As is clear from Table 1 and Table 2, Examples N111 to 13 of the present invention have a strength after brazing of 9 kgf/- or more, and a 50% lAC
It has an electrical conductivity of 3 or more, and its brazing properties and sacrificial anode action are similar to those of the conventional material 21.

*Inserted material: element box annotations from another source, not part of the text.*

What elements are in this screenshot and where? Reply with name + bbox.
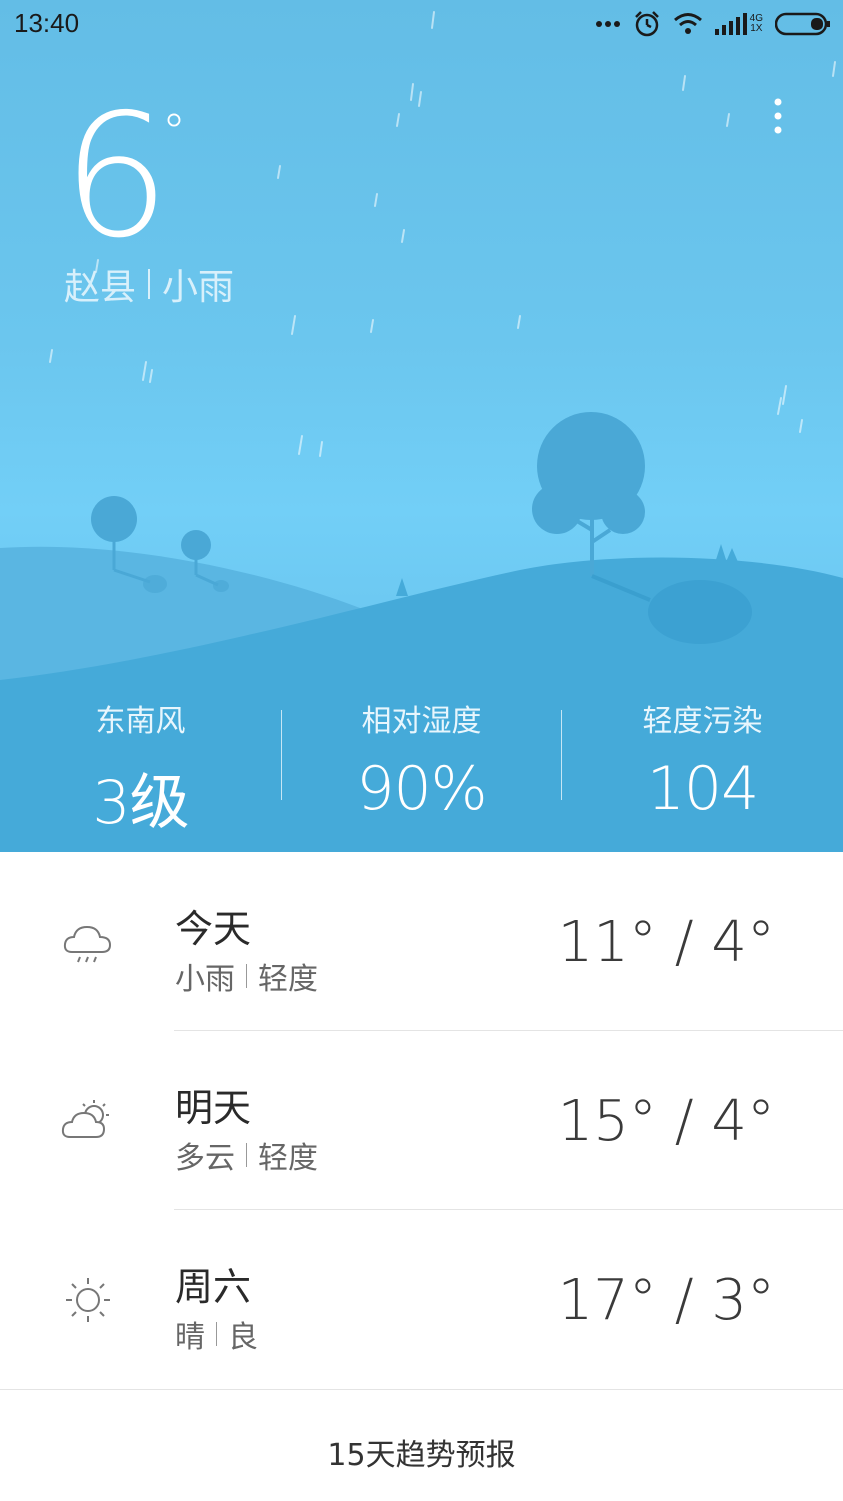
forecast-weather: 晴	[175, 1320, 205, 1355]
forecast-row-today[interactable]: 今天 小雨 轻度 11° / 4°	[0, 852, 843, 1031]
trend-forecast-button[interactable]: 15天趋势预报	[0, 1389, 843, 1501]
status-bar: 13:40 4G 1X	[0, 0, 843, 48]
trend-label: 15天趋势预报	[327, 1438, 516, 1473]
current-temperature: 6	[62, 78, 170, 276]
stat-label: 东南风	[95, 704, 186, 739]
stat-value: 3级	[92, 768, 189, 838]
detail-separator	[216, 1322, 217, 1346]
forecast-list: 今天 小雨 轻度 11° / 4° 明天 多云 轻度 15° / 4° 周六 晴…	[0, 852, 843, 1389]
alarm-icon	[633, 10, 661, 38]
degree-symbol: °	[162, 104, 186, 160]
status-time: 13:40	[14, 8, 80, 38]
battery-icon	[775, 12, 831, 36]
stat-air-quality[interactable]: 轻度污染 104	[562, 690, 843, 824]
forecast-temp: 17° / 3°	[557, 1268, 775, 1333]
forecast-row-tomorrow[interactable]: 明天 多云 轻度 15° / 4°	[0, 1031, 843, 1210]
location-condition[interactable]: 赵县 小雨	[64, 258, 234, 310]
rain-drops	[49, 11, 836, 457]
stat-humidity[interactable]: 相对湿度 90%	[281, 690, 562, 824]
forecast-temp: 15° / 4°	[557, 1089, 775, 1154]
forecast-weather: 小雨	[175, 962, 235, 997]
stat-label: 相对湿度	[361, 704, 482, 739]
stat-value: 90%	[356, 754, 487, 824]
detail-separator	[246, 1143, 247, 1167]
forecast-details: 晴 良	[175, 1312, 258, 1356]
weather-hero: 13:40 4G 1X 6 ° 赵县 小雨 东南风 3级 相对湿度 90% 轻度…	[0, 0, 843, 852]
wifi-icon	[673, 12, 703, 36]
current-condition: 小雨	[162, 267, 235, 308]
forecast-row-saturday[interactable]: 周六 晴 良 17° / 3°	[0, 1210, 843, 1389]
stat-wind[interactable]: 东南风 3级	[0, 690, 281, 838]
weather-stats: 东南风 3级 相对湿度 90% 轻度污染 104	[0, 690, 843, 838]
network-sub: 1X	[750, 23, 763, 34]
rain-cloud-icon	[58, 912, 118, 972]
location-separator	[148, 269, 151, 299]
forecast-day: 周六	[175, 1265, 252, 1309]
forecast-details: 小雨 轻度	[175, 954, 318, 998]
forecast-day: 今天	[175, 907, 252, 951]
forecast-day: 明天	[175, 1086, 252, 1130]
city-name: 赵县	[64, 267, 137, 308]
forecast-weather: 多云	[175, 1141, 235, 1176]
detail-separator	[246, 964, 247, 988]
more-vertical-icon	[774, 98, 782, 134]
forecast-air: 良	[228, 1320, 258, 1355]
forecast-details: 多云 轻度	[175, 1133, 318, 1177]
stat-divider	[281, 710, 282, 800]
status-icons: 4G 1X	[595, 8, 831, 40]
sun-icon	[58, 1270, 118, 1330]
signal-icon: 4G 1X	[714, 13, 763, 35]
stat-label: 轻度污染	[642, 704, 763, 739]
stat-value: 104	[646, 754, 760, 824]
partly-cloudy-icon	[58, 1091, 118, 1151]
dots-icon	[595, 19, 621, 29]
forecast-air: 轻度	[258, 1141, 318, 1176]
forecast-air: 轻度	[258, 962, 318, 997]
forecast-temp: 11° / 4°	[557, 910, 775, 975]
more-menu-button[interactable]	[760, 92, 796, 140]
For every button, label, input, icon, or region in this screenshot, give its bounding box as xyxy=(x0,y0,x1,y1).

On the other hand, comparative example Nci14.1 with low Si and Mg content
Comparative example Na16, which has a large amount of Mg, generates a large amount of reaction products with the fluoride flux and cannot be brazed, and comparative side stone 17, which has a large amount of Si, has difficulty bonding with the tube during brazing. There were problems with brazing properties, such as melting at joints and crushing of the core. Further, in Comparative Example klB, 19.20, which has a large amount of Zn, In, and Sn, corrosion of the fins is significant, and there is a risk that the core structure will be destroyed due to self-corrosion of the fins during a long-term corrosion resistance test.

〔Effect of the invention〕

As mentioned above, the fin material of the present invention has fin strength after brazing and sacrificial anode action comparable to conventional materials, and has significantly superior heat exchange performance than conventional materials, and has a remarkable industrial effect. be.

[Brief explanation of the drawing]

FIG. 1 is a schematic diagram of a heat exchanger for an automobile, and FIG. 2 is a combination diagram of a fin material and plating sheet used in an example. DESCRIPTION OF SYMBOLS 1... Fin, 2... ERW pipe, 3... Header plate, 4... Resin tank, 5... Placing sheet.

Claims (1)

[Claims] 1) Si0.2-1.0wt% and Mg0.05-0
．． An aluminum fin material for an automobile heat exchanger, characterized in that the aluminum fin material contains 5 wt% and the remainder consists of Al and unavoidable impurities. 2) Si0.2-1.0wt%, Mg0.05-0.5
An aluminum fin material for an automobile heat exchanger, characterized in that it contains 0.03 to 0.3 wt% of Zr and 0.03 to 0.3 wt% of Zr, and the remainder consists of Al and inevitable impurities. 3) Si0.2-1.0wt% and Mg0.05-0
．． 5 wt%, further Zn0.5 to 3.0 wt%,
In0.01~0.1wt%, Sn0.01~0.1w
An aluminum fin material for an automobile heat exchanger, characterized in that the aluminum fin material contains one or more of t% and the remainder consists of Al and unavoidable impurities. 4) Si0.2-1.0wt%, Mg0.05-0.5
wt% and Zr0.03-0.3wt%, and further contains Zn0.5-3.0wt%, In0.01-0.1w
An aluminum fin material for an automobile heat exchanger, characterized in that the aluminum fin material contains one or more of t% and Sn0.01 to 0.1wt%, and the remainder consists of Al and unavoidable impurities.